Video Production Brief
This lesson is scripted for a rendered Remotion cut. The page below shows the voiceover and animation beats that should drive production.
Lesson Script
0:00-0:15
Hook
Visual
Open on the common miss pattern, then isolate the decision the candidate must make under time pressure.
Voiceover
If forgetting the negative sign in price-yield relationship, this topic starts to feel bigger than it is. We are going to make the decision visible.
0:15-0:40
Visual Model
Visual
A price-yield curve bends away from a straight duration tangent as rate shocks grow.
Voiceover
First, build the picture. The goal is to see the moving parts before trying to memorize the rule.
0:40-1:05
High-Yield Pass
Visual
Highlight the two highest-payoff ideas and remove the details that do not change the answer.
Voiceover
Price and yield move inversely Then Duration estimates first-order sensitivity
1:05-1:30
Trap Lab
Visual
Show two tempting answer paths, cross out the flawed one, and leave the reliable rule path on screen.
Voiceover
The tempting wrong answer usually comes from using duration without recognizing convexity impact. We will name that trap before solving.
1:30-1:55
Repair Drill
Visual
End with one short drill prompt, a pause, and a clean reveal of the answer logic.
Voiceover
Your repair rep after this lesson is simple: estimate price impact from a rate change using duration.
Lesson Objective
Make candidates fluent in rate sensitivity, duration approximation, and convexity correction.
Visual Teaching Plan
A price-yield curve bends away from a straight duration tangent as rate shocks grow.
High-Yield Map
- Price and yield move inversely.
- Duration estimates first-order sensitivity.

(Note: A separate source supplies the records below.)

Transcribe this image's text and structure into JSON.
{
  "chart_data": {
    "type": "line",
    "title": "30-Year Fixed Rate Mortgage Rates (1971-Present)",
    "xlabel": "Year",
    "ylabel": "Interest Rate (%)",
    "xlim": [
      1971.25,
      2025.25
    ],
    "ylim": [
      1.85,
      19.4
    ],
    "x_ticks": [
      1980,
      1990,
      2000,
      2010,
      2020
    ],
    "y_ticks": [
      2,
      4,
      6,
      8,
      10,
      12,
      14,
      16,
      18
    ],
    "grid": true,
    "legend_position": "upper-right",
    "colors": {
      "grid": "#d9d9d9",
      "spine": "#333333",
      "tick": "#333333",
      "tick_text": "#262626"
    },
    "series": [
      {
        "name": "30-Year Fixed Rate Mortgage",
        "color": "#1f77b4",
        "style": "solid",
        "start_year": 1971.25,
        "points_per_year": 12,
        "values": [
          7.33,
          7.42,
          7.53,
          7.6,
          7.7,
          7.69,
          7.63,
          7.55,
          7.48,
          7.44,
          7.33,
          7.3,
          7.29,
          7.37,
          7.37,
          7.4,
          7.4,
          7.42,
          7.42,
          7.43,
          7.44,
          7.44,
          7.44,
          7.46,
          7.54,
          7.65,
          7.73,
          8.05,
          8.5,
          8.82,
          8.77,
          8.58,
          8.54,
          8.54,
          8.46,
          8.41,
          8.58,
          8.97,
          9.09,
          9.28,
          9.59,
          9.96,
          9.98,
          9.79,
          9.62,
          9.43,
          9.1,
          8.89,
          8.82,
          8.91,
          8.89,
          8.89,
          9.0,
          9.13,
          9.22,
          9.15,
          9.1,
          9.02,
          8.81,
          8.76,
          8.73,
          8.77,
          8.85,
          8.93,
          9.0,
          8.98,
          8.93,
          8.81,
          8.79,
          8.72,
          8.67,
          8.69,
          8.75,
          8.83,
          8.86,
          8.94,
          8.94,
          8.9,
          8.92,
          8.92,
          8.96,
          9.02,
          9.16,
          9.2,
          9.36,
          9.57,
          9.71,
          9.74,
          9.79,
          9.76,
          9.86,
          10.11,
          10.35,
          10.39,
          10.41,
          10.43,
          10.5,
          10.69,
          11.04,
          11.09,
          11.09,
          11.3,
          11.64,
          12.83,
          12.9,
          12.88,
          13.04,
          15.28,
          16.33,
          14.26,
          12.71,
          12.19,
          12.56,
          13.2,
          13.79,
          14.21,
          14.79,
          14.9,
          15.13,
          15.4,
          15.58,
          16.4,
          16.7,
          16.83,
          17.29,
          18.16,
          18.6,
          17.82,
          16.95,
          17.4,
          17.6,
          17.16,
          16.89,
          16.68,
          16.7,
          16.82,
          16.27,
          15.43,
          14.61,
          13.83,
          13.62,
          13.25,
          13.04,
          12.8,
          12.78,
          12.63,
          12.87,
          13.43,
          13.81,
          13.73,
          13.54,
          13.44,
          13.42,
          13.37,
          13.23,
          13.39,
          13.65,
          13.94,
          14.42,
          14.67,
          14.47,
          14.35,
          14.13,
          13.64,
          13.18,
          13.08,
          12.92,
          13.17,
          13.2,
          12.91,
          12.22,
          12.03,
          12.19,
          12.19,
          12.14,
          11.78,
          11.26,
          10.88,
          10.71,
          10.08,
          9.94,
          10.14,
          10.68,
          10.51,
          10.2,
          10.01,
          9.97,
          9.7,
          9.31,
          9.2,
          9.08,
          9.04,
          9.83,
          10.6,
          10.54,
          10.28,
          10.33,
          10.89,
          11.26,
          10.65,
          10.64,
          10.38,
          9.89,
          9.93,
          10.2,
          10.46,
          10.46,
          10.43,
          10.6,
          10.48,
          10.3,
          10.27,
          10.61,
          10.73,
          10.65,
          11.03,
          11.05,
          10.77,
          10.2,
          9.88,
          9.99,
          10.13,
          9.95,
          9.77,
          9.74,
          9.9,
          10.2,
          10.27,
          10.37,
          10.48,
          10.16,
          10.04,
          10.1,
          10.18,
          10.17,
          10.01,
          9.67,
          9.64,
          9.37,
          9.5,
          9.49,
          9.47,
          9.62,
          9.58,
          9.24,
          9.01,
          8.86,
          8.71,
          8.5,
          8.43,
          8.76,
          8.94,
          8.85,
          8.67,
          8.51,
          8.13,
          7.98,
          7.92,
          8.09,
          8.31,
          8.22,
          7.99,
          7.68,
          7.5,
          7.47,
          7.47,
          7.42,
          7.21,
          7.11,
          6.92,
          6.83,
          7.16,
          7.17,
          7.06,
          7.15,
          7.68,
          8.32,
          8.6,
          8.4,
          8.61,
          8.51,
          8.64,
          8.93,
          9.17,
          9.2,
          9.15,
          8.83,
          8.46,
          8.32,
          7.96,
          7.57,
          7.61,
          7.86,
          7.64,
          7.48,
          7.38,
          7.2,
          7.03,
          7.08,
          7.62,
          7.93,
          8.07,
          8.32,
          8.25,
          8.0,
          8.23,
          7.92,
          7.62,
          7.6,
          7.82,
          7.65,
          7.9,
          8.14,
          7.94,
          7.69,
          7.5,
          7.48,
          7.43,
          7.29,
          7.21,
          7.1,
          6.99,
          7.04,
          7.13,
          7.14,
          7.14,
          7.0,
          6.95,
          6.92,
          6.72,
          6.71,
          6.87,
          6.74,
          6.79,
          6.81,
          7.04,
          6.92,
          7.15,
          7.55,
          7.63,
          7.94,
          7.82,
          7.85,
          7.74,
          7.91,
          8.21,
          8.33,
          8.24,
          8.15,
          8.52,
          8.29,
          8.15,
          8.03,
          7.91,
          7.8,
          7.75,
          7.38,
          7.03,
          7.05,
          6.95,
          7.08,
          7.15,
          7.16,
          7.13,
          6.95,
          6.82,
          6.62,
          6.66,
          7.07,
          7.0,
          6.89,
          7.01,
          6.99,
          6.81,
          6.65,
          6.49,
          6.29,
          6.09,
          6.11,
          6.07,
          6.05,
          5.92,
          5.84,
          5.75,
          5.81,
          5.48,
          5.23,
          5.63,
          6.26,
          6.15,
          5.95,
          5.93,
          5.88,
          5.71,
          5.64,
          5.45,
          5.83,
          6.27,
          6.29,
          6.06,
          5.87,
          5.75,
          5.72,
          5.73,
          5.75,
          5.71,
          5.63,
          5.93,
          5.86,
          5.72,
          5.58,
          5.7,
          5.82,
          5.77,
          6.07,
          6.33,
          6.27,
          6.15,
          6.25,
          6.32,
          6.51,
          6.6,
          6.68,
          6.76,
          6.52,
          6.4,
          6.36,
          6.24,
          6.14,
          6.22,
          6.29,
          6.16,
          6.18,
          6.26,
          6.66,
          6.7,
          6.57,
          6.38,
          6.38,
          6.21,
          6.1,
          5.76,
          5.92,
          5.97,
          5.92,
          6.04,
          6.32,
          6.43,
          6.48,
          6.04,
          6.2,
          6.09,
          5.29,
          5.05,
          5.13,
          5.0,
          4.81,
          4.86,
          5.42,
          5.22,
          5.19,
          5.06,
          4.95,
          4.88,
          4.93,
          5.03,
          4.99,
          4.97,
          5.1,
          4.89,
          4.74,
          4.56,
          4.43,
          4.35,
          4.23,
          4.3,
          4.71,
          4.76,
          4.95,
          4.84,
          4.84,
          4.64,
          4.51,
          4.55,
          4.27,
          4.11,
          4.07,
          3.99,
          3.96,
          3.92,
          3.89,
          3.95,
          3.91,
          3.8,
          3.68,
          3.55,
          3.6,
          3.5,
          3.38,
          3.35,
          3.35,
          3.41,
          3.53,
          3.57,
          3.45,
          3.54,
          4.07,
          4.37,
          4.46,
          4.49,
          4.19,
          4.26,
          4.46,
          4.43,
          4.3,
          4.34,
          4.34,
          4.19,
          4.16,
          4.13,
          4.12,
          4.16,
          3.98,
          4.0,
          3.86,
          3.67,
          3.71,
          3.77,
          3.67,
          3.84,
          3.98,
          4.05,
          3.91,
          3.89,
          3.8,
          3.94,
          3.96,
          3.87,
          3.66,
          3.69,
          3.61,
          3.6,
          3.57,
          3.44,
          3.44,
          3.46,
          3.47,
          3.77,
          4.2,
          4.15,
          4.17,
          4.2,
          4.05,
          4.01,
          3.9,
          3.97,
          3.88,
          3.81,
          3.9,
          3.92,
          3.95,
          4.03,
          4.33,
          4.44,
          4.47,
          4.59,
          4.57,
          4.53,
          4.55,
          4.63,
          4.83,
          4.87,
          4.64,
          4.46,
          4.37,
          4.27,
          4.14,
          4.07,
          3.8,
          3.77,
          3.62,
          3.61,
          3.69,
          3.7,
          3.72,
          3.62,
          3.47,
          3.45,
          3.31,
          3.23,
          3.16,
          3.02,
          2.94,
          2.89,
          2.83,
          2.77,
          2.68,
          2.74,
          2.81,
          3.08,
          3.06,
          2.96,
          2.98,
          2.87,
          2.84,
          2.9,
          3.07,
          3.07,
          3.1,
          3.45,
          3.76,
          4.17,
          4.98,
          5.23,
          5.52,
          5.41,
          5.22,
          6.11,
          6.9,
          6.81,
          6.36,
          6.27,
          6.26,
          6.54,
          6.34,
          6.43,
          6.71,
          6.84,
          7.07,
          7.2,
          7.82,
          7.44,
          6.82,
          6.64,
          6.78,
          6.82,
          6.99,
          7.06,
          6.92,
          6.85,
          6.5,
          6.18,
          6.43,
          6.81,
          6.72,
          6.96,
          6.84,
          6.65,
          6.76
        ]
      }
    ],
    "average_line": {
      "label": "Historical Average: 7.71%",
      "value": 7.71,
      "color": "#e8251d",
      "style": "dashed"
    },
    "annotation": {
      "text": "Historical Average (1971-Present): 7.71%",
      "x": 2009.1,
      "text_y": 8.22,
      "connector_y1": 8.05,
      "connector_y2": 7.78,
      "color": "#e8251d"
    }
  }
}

- Convexity improves the estimate for larger yield changes.
Common Traps
- Forgetting the negative sign in price-yield relationship.
- Using duration without recognizing convexity impact.
- Confusing modified duration and Macaulay duration.
Repair Drills
- Estimate price impact from a rate change using duration.
- State whether convexity makes the duration-only estimate too high or too low.